France has unveiled a $100 billion stimulus program, worth 4 percent of GDP over two years, to help its economy recover from the effects of COVID-19.
The money is split almost equally between support for businesses, investments in the green economy, and health and social programs. It comes on top of the €460 billion France has spent on exemptions from social charges, furlough subsidies and soft loans to keep businesses afloat.
France is counting on the EU to provide 40 percent of the money from its €750 billion recovery fund.
What’s in the plan?
- €20 billion in tax cuts for companies, particularly manufacturers, who now pay five times the value-added tax of their German competitors.
- €16.7 billion toward reducing youth unemployment, including bonuses for hiring young workers
- €11 billion for transportation, including €4.7 billion for rail.
- €7.6 billion for short-time work schemes and retraining.
- €6.8 billion in innovation subsidies.
- €6.1 billion in additional health spending.
- €6 billion to subsidize the insulation of homes.
- €2 billion in hydrogen subsidies.
- €1.2 billion toward reducing the carbon footprints of industries.
- €1.2 billion in farm subsidies.
- €1 billion in aid for industrial projects, including €600 million to help firms pay for relocating back to France.
- €100 billion in bonuses for hiring disabled workers.
The hope is to create 160,000 jobs next year.
Emmanuel Macron had staked his presidency on an avalanche of economic and social reforms, including:
- Abolishing the wealth tax.
- Allowing buses to compete with rail.
- Cutting agricultural subsidies.
- Easing regulations on small and medium-sized businesses.
- Ending automatic pay rises and early retirement at the state railway company.
- Harmonizing public- and private-sector pensions.
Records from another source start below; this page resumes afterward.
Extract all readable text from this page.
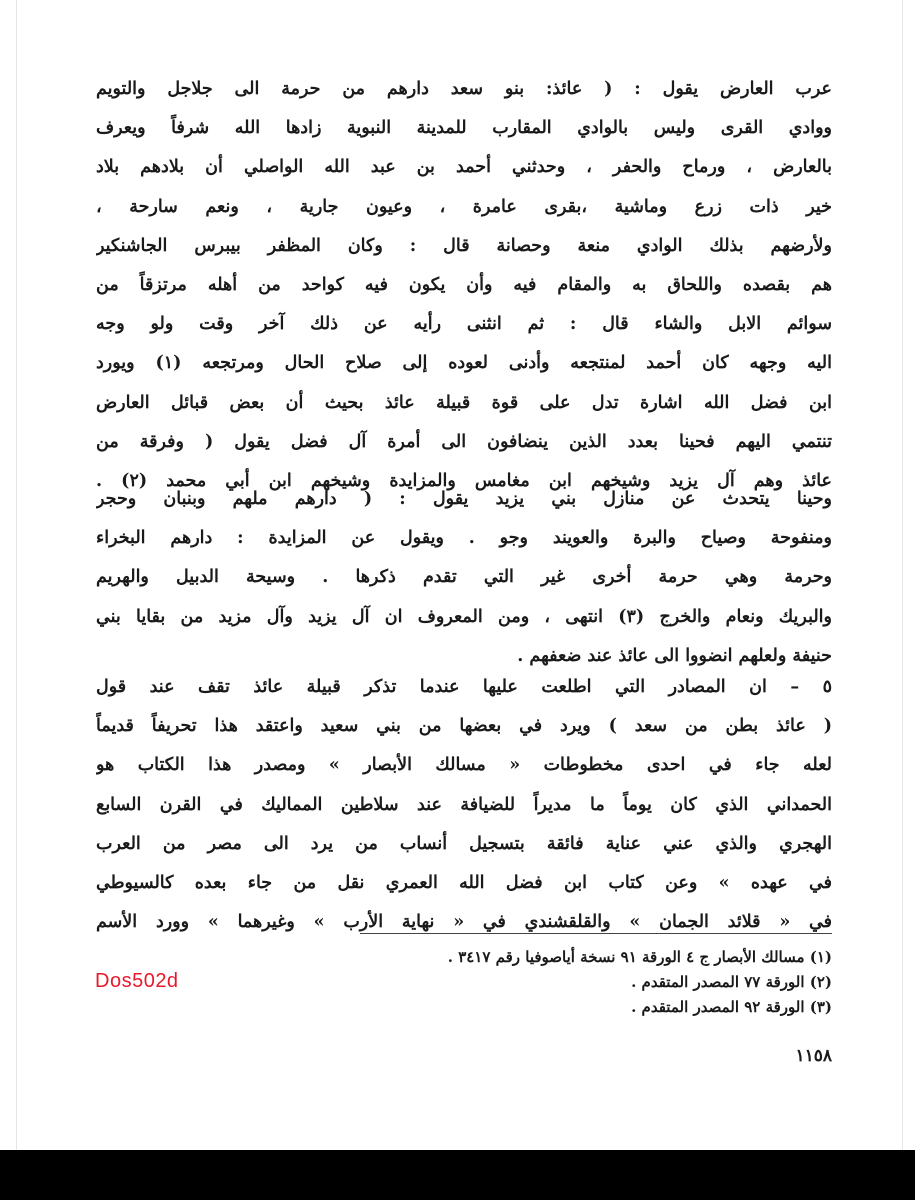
عرب العارض يقول : ( عائذ: بنو سعد دارهم من حرمة الى جلاجل والتويم
ووادي القرى وليس بالوادي المقارب للمدينة النبوية زادها الله شرفاً ويعرف
بالعارض ، ورماح والحفر ، وحدثني أحمد بن عبد الله الواصلي أن بلادهم بلاد
خير ذات زرع وماشية ،بقرى عامرة ، وعيون جارية ، ونعم سارحة ،
ولأرضهم بذلك الوادي منعة وحصانة قال : وكان المظفر بيبرس الجاشنكير
هم بقصده واللحاق به والمقام فيه وأن يكون فيه كواحد من أهله مرتزقاً من
سوائم الابل والشاء قال : ثم انثنى رأيه عن ذلك آخر وقت ولو وجه
اليه وجهه كان أحمد لمنتجعه وأدنى لعوده إلى صلاح الحال ومرتجعه (١) ويورد
ابن فضل الله اشارة تدل على قوة قبيلة عائذ بحيث أن بعض قبائل العارض
تنتمي اليهم فحينا بعدد الذين ينضافون الى أمرة آل فضل يقول ( وفرقة من
عائذ وهم آل يزيد وشيخهم ابن مغامس والمزايدة وشيخهم ابن أبي محمد (٢) .
وحينا يتحدث عن منازل بني يزيد يقول : ( دارهم ملهم وبنبان وحجر
ومنفوحة وصياح والبرة والعويند وجو . ويقول عن المزايدة : دارهم البخراء
وحرمة وهي حرمة أخرى غير التي تقدم ذكرها . وسيحة الدبيل والهريم
والبريك ونعام والخرج (٣) انتهى ، ومن المعروف ان آل يزيد وآل مزيد من بقايا بني
حنيفة ولعلهم انضووا الى عائذ عند ضعفهم .
٥ – ان المصادر التي اطلعت عليها عندما تذكر قبيلة عائذ تقف عند قول
( عائذ بطن من سعد ) ويرد في بعضها من بني سعيد واعتقد هذا تحريفاً قديماً
لعله جاء في احدى مخطوطات « مسالك الأبصار » ومصدر هذا الكتاب هو
الحمداني الذي كان يوماً ما مديراً للضيافة عند سلاطين المماليك في القرن السابع
الهجري والذي عني عناية فائقة بتسجيل أنساب من يرد الى مصر من العرب
في عهده » وعن كتاب ابن فضل الله العمري نقل من جاء بعده كالسيوطي
في « قلائد الجمان » والقلقشندي في « نهاية الأرب » وغيرهما » وورد الأسم
(١) مسالك الأبصار ج ٤ الورقة ٩١ نسخة أياصوفيا رقم ٣٤١٧ .
(٢) الورقة ٧٧ المصدر المتقدم .
(٣) الورقة ٩٢ المصدر المتقدم .
Dos502d
١١٥٨
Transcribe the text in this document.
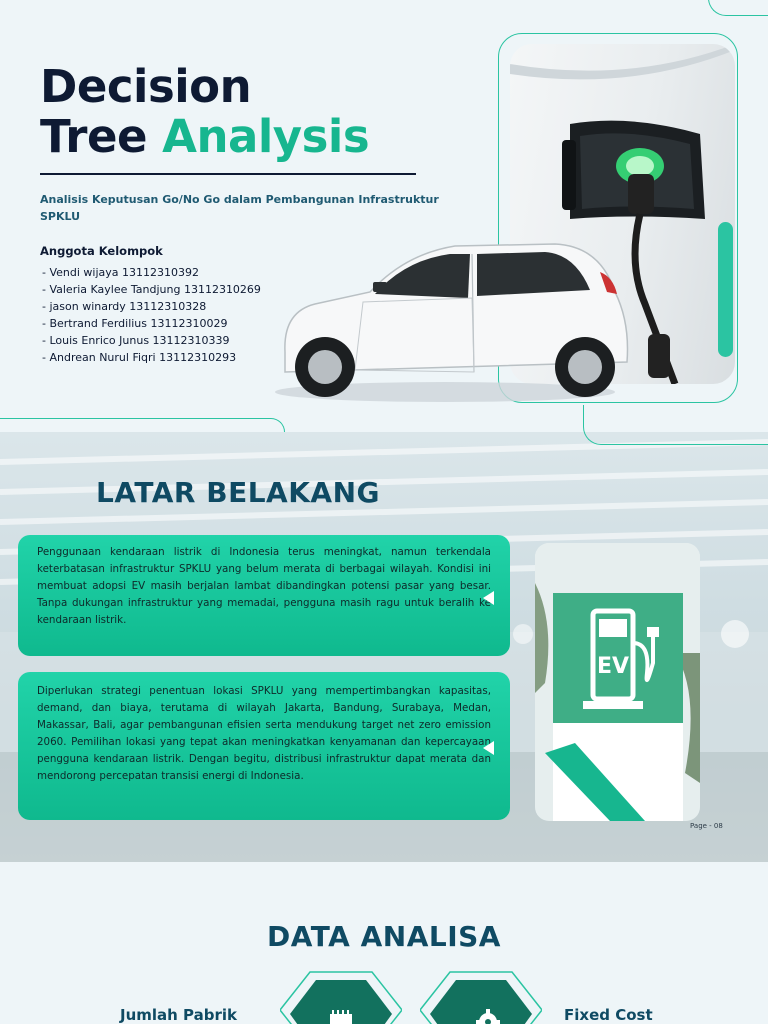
Decision
Tree Analysis

Analisis Keputusan Go/No Go dalam Pembangunan Infrastruktur SPKLU

Anggota Kelompok
- Vendi wijaya 13112310392
- Valeria Kaylee Tandjung 13112310269
- jason winardy 13112310328
- Bertrand Ferdilius 13112310029
- Louis Enrico Junus 13112310339
- Andrean Nurul Fiqri 13112310293
LATAR BELAKANG

Penggunaan kendaraan listrik di Indonesia terus meningkat, namun terkendala keterbatasan infrastruktur SPKLU yang belum merata di berbagai wilayah. Kondisi ini membuat adopsi EV masih berjalan lambat dibandingkan potensi pasar yang besar. Tanpa dukungan infrastruktur yang memadai, pengguna masih ragu untuk beralih ke kendaraan listrik.

Diperlukan strategi penentuan lokasi SPKLU yang mempertimbangkan kapasitas, demand, dan biaya, terutama di wilayah Jakarta, Bandung, Surabaya, Medan, Makassar, Bali, agar pembangunan efisien serta mendukung target net zero emission 2060. Pemilihan lokasi yang tepat akan meningkatkan kenyamanan dan kepercayaan pengguna kendaraan listrik. Dengan begitu, distribusi infrastruktur dapat merata dan mendorong percepatan transisi energi di Indonesia.

EV
Page - 08
DATA ANALISA
Jumlah Pabrik	Fixed Cost
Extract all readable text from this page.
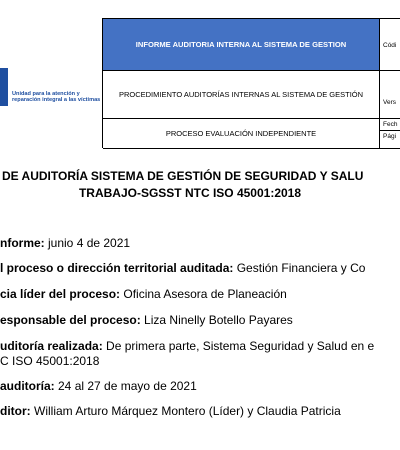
Unidad para la atención y reparación integral a las víctimas
INFORME AUDITORIA INTERNA AL SISTEMA DE GESTION	Códi
PROCEDIMIENTO AUDITORÍAS INTERNAS AL SISTEMA DE GESTIÓN
Vers
PROCESO EVALUACIÓN INDEPENDIENTE
Fech
Pági
DE AUDITORÍA SISTEMA DE GESTIÓN DE SEGURIDAD Y SALU
TRABAJO-SGSST NTC ISO 45001:2018
nforme: junio 4 de 2021
l proceso o dirección territorial auditada: Gestión Financiera y Co
cia líder del proceso: Oficina Asesora de Planeación
esponsable del proceso: Liza Ninelly Botello Payares
uditoría realizada: De primera parte, Sistema Seguridad y Salud en e
C ISO 45001:2018
auditoría: 24 al 27 de mayo de 2021
ditor: William Arturo Márquez Montero (Líder) y Claudia Patricia
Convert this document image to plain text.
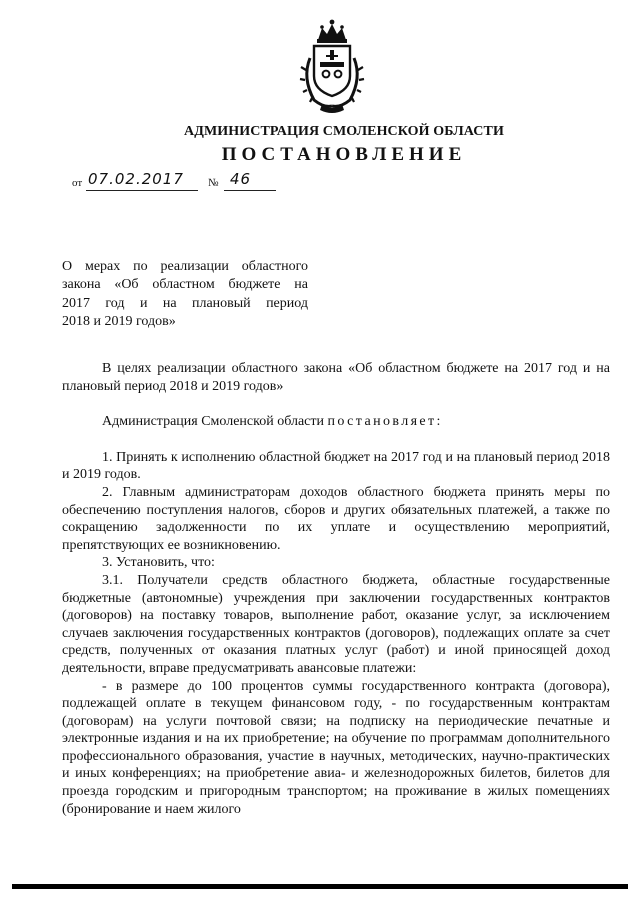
АДМИНИСТРАЦИЯ СМОЛЕНСКОЙ ОБЛАСТИ
ПОСТАНОВЛЕНИЕ
от 07.02.2017 № 46
О мерах по реализации областного
закона «Об областном бюджете на
2017 год и на плановый период
2018 и 2019 годов»

В целях реализации областного закона «Об областном бюджете на 2017 год и на плановый период 2018 и 2019 годов»

Администрация Смоленской области постановляет:

1. Принять к исполнению областной бюджет на 2017 год и на плановый период 2018 и 2019 годов.

2. Главным администраторам доходов областного бюджета принять меры по обеспечению поступления налогов, сборов и других обязательных платежей, а также по сокращению задолженности по их уплате и осуществлению мероприятий, препятствующих ее возникновению.

3. Установить, что:

3.1. Получатели средств областного бюджета, областные государственные бюджетные (автономные) учреждения при заключении государственных контрактов (договоров) на поставку товаров, выполнение работ, оказание услуг, за исключением случаев заключения государственных контрактов (договоров), подлежащих оплате за счет средств, полученных от оказания платных услуг (работ) и иной приносящей доход деятельности, вправе предусматривать авансовые платежи:

- в размере до 100 процентов суммы государственного контракта (договора), подлежащей оплате в текущем финансовом году, - по государственным контрактам (договорам) на услуги почтовой связи; на подписку на периодические печатные и электронные издания и на их приобретение; на обучение по программам дополнительного профессионального образования, участие в научных, методических, научно-практических и иных конференциях; на приобретение авиа- и железнодорожных билетов, билетов для проезда городским и пригородным транспортом; на проживание в жилых помещениях (бронирование и наем жилого
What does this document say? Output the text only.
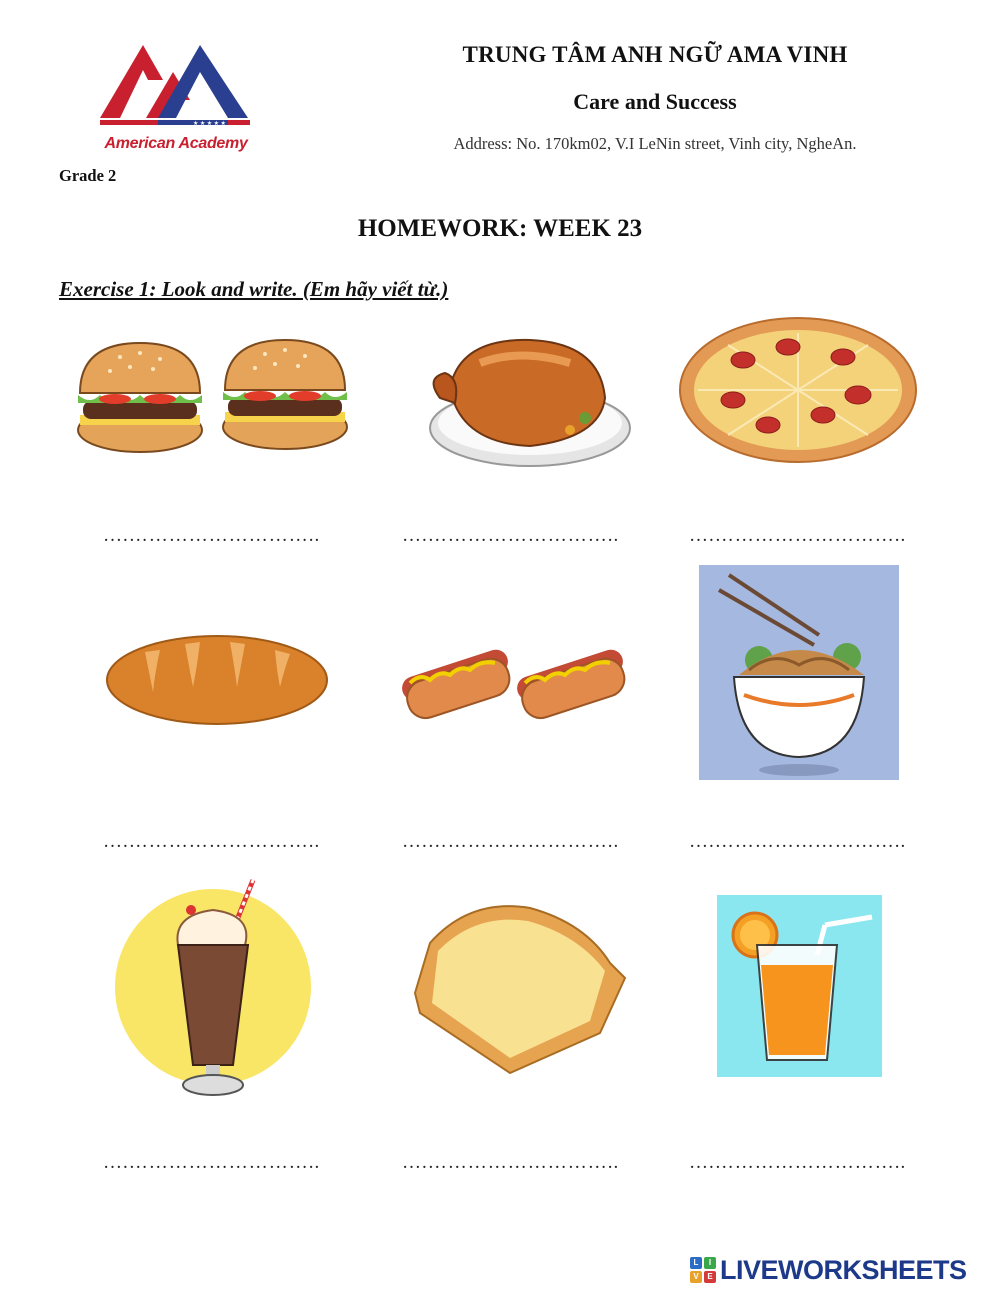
★ ★ ★ ★ ★
American Academy
TRUNG TÂM ANH NGỮ AMA VINH
Care and Success
Address: No. 170km02, V.I LeNin street, Vinh city, NgheAn.
Grade 2
HOMEWORK: WEEK 23
Exercise 1: Look and write. (Em hãy viết từ.)
….………………………..	….………………………..	….………………………..
….………………………..	….………………………..	….………………………..
….………………………..	….………………………..	….………………………..
L	I
V	E LIVEWORKSHEETS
- Liberalizing labor law to make it easier for firms to hire and fire workers.
- Making dental services, eyeglasses and hearing aids free.
- Raising the compensation for workers who are fired for legitimate economic reasons.
- Raising welfare benefits and extending unemployment insurance to the self-employed.
Some of the reforms angered trade unions and the left. Others disappointed the right. Macron was counting on their effect to revive his approval rating, which reached a low of 30 percent last year and now hovers around 40 percent.
“I’m going to have to live for months with the people’s impatience,” he told Le Point in 2017.
Make that years.
Before the pandemic, all indicators pointed in the right direction. Business creation was up 60 percent since 2016. Apprenticeships were taking off. France had overtaken Germany and the United Kingdom as the top destination of foreign investment in Europe. Unemployment was at its lowest since the last economic crisis.
COVID has wiped out that progress. The Bank of France projects the economy will shrink 10 percent this year before growing 7 and 4 percent in 2021 and 2022, respectively.
Debt, already equal to economic output before the crisis, is set to rise to 120 percent of GDP.
Eying green voters
Although it was a fuel tax that gave Macron the biggest headache of his presidency, the Yellow Vests protests, and French greenhouse gas emissions are down, environmentally conscious voters in the major cities — who helped elect Macron in 2017 — are disappointed that he hasn’t done more about climate change.
A third of the stimulus program being set aside for the green economy should appeal to voters of the Green party, which did unexpectedly well in municipal elections earlier this year. Macron’s centrist alliance got just 12.5 percent support.
Macron’s party, which crushed the long-ruling Republicans and Socialists in 2017, is weak at the local level, but polls still put him in first place for the next presidential election, in 2022.